Studies on lattice-mismatched III-V compound semiconductors and pseudomorphic strained resonant tunneling diodes

Focusing on the subject of lattice-mismatched heterostructures, this dissertation is composed of two major parts: (I) Lattice-Mismatched III-V Compound Semiconductors and (II) Pseudomorphic Strained Resonant Tunneling Diodes.; The first part deals with structural and electrical characteristics of lattice-mismatched heteroepitaxial interface, such as GaInAs/GaAs and GaAsP/GaAs. In-plane mismatch was introduced by intentionally changing the epilayer thickness and the composition of sub-host material. Structural characteristics have been studied using double crystal x-ray rocking curve technique, optical beam induced current mapping technique, and Nomarski interference micrograph. Electrical characteristics have been studied using I-V-T, C-V at different frequencies, admittance spectroscopy, and DLTS. Interface charged states and traps which are introduced by a different amount of the lattice-mismatch are discussed with the corresponding structural characterizations. Thermal effects on GaInAs/GaAs heterostructures have been also studied.; In the second part of this dissertation, resonant tunneling structures with pseudomorphic strained emitter spacer have been studied. Lower energy bandgap GaInAs emitter spacer was employed in AlAs/GaAs/AlAs double barrier resonant tunneling structures to improve the diode characteristics and to investigate the role of strained layer. The effects of GaInAs emitter spacer on the characteristics of resonant tunneling diodes are discussed.

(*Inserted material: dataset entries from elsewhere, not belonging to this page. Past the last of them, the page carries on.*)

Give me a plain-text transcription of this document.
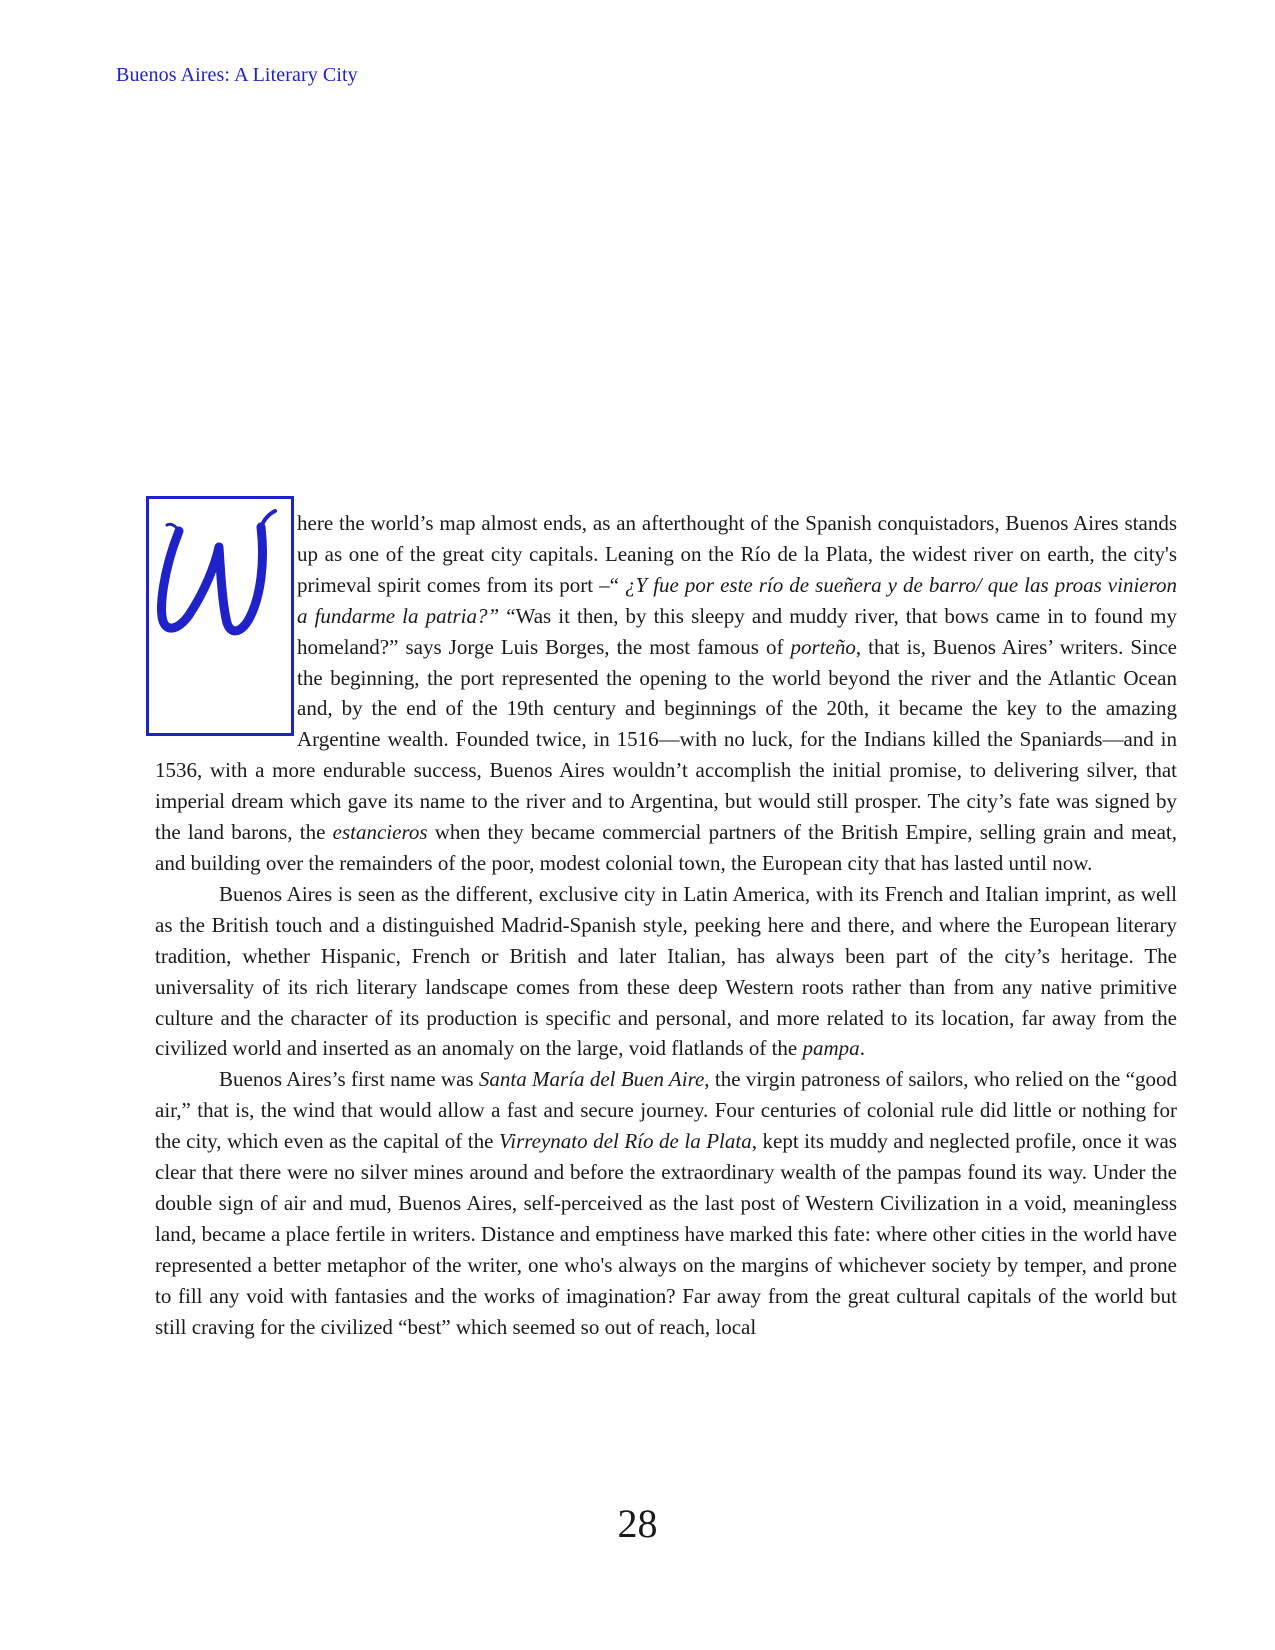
Buenos Aires: A Literary City

here the world’s map almost ends, as an afterthought of the Spanish conquistadors, Buenos Aires stands up as one of the great city capitals. Leaning on the Río de la Plata, the widest river on earth, the city's primeval spirit comes from its port –“ ¿Y fue por este río de sueñera y de barro/ que las proas vinieron a fundarme la patria?” “Was it then, by this sleepy and muddy river, that bows came in to found my homeland?” says Jorge Luis Borges, the most famous of porteño, that is, Buenos Aires’ writers. Since the beginning, the port represented the opening to the world beyond the river and the Atlantic Ocean and, by the end of the 19th century and beginnings of the 20th, it became the key to the amazing Argentine wealth. Founded twice, in 1516—with no luck, for the Indians killed the Spaniards—and in 1536, with a more endurable success, Buenos Aires wouldn’t accomplish the initial promise, to delivering silver, that imperial dream which gave its name to the river and to Argentina, but would still prosper. The city’s fate was signed by the land barons, the estancieros when they became commercial partners of the British Empire, selling grain and meat, and building over the remainders of the poor, modest colonial town, the European city that has lasted until now.

Buenos Aires is seen as the different, exclusive city in Latin America, with its French and Italian imprint, as well as the British touch and a distinguished Madrid-Spanish style, peeking here and there, and where the European literary tradition, whether Hispanic, French or British and later Italian, has always been part of the city’s heritage. The universality of its rich literary landscape comes from these deep Western roots rather than from any native primitive culture and the character of its production is specific and personal, and more related to its location, far away from the civilized world and inserted as an anomaly on the large, void flatlands of the pampa.

Buenos Aires’s first name was Santa María del Buen Aire, the virgin patroness of sailors, who relied on the “good air,” that is, the wind that would allow a fast and secure journey. Four centuries of colonial rule did little or nothing for the city, which even as the capital of the Virreynato del Río de la Plata, kept its muddy and neglected profile, once it was clear that there were no silver mines around and before the extraordinary wealth of the pampas found its way. Under the double sign of air and mud, Buenos Aires, self-perceived as the last post of Western Civilization in a void, meaningless land, became a place fertile in writers. Distance and emptiness have marked this fate: where other cities in the world have represented a better metaphor of the writer, one who's always on the margins of whichever society by temper, and prone to fill any void with fantasies and the works of imagination? Far away from the great cultural capitals of the world but still craving for the civilized “best” which seemed so out of reach, local

28
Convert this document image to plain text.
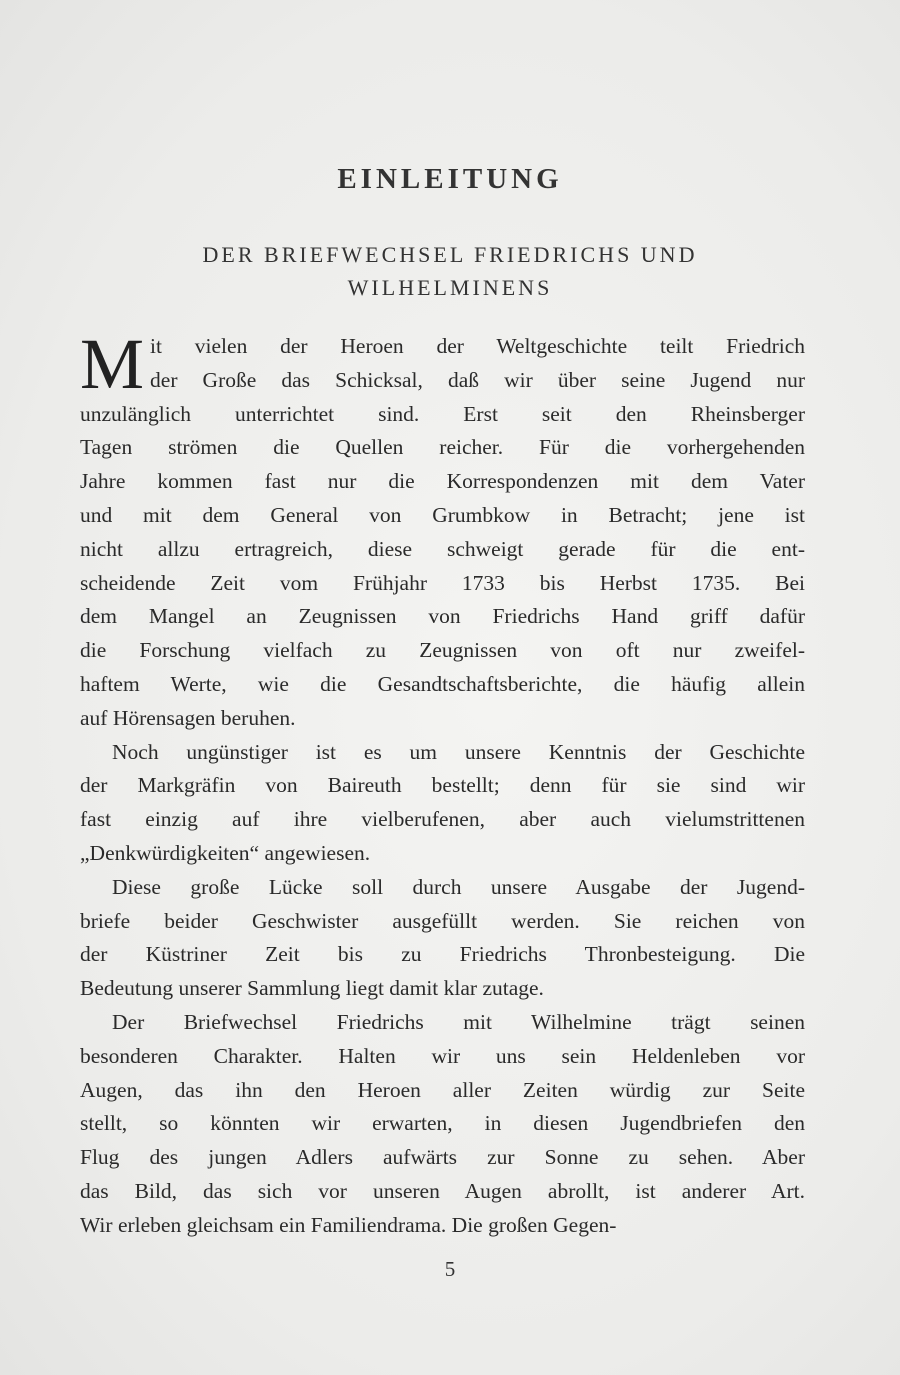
EINLEITUNG
DER BRIEFWECHSEL FRIEDRICHS UND
WILHELMINENS
M it vielen der Heroen der Weltgeschichte teilt Friedrich
der Große das Schicksal, daß wir über seine Jugend nur
unzulänglich unterrichtet sind. Erst seit den Rheinsberger
Tagen strömen die Quellen reicher. Für die vorhergehenden
Jahre kommen fast nur die Korrespondenzen mit dem Vater
und mit dem General von Grumbkow in Betracht; jene ist
nicht allzu ertragreich, diese schweigt gerade für die ent-
scheidende Zeit vom Frühjahr 1733 bis Herbst 1735. Bei
dem Mangel an Zeugnissen von Friedrichs Hand griff dafür
die Forschung vielfach zu Zeugnissen von oft nur zweifel-
haftem Werte, wie die Gesandtschaftsberichte, die häufig allein
auf Hörensagen beruhen.
Noch ungünstiger ist es um unsere Kenntnis der Geschichte
der Markgräfin von Baireuth bestellt; denn für sie sind wir
fast einzig auf ihre vielberufenen, aber auch vielumstrittenen
„Denkwürdigkeiten“ angewiesen.
Diese große Lücke soll durch unsere Ausgabe der Jugend-
briefe beider Geschwister ausgefüllt werden. Sie reichen von
der Küstriner Zeit bis zu Friedrichs Thronbesteigung. Die
Bedeutung unserer Sammlung liegt damit klar zutage.
Der Briefwechsel Friedrichs mit Wilhelmine trägt seinen
besonderen Charakter. Halten wir uns sein Heldenleben vor
Augen, das ihn den Heroen aller Zeiten würdig zur Seite
stellt, so könnten wir erwarten, in diesen Jugendbriefen den
Flug des jungen Adlers aufwärts zur Sonne zu sehen. Aber
das Bild, das sich vor unseren Augen abrollt, ist anderer Art.
Wir erleben gleichsam ein Familiendrama. Die großen Gegen-
5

Experimental data show that peak current density and peak-to-valley ratio are systematically increased, as the indium composition increases. According to a self-consistent I-V simulation, which is based on the quantum mechanical calculation coupled with Thomas-Fermi screening approximation, peak current density, peak-to-valley ratio, and peak voltage are increased as the number of resonant tunneling electrons increase. Current bistability is another important issue on resonant tunneling devices. Based on the experimentally observed current bistability, intrinsic and extrinsic bistability have been studied in detail using the self-consistent calculation and a RLC circuit simulation. (Abstract shortened with permission of author.)...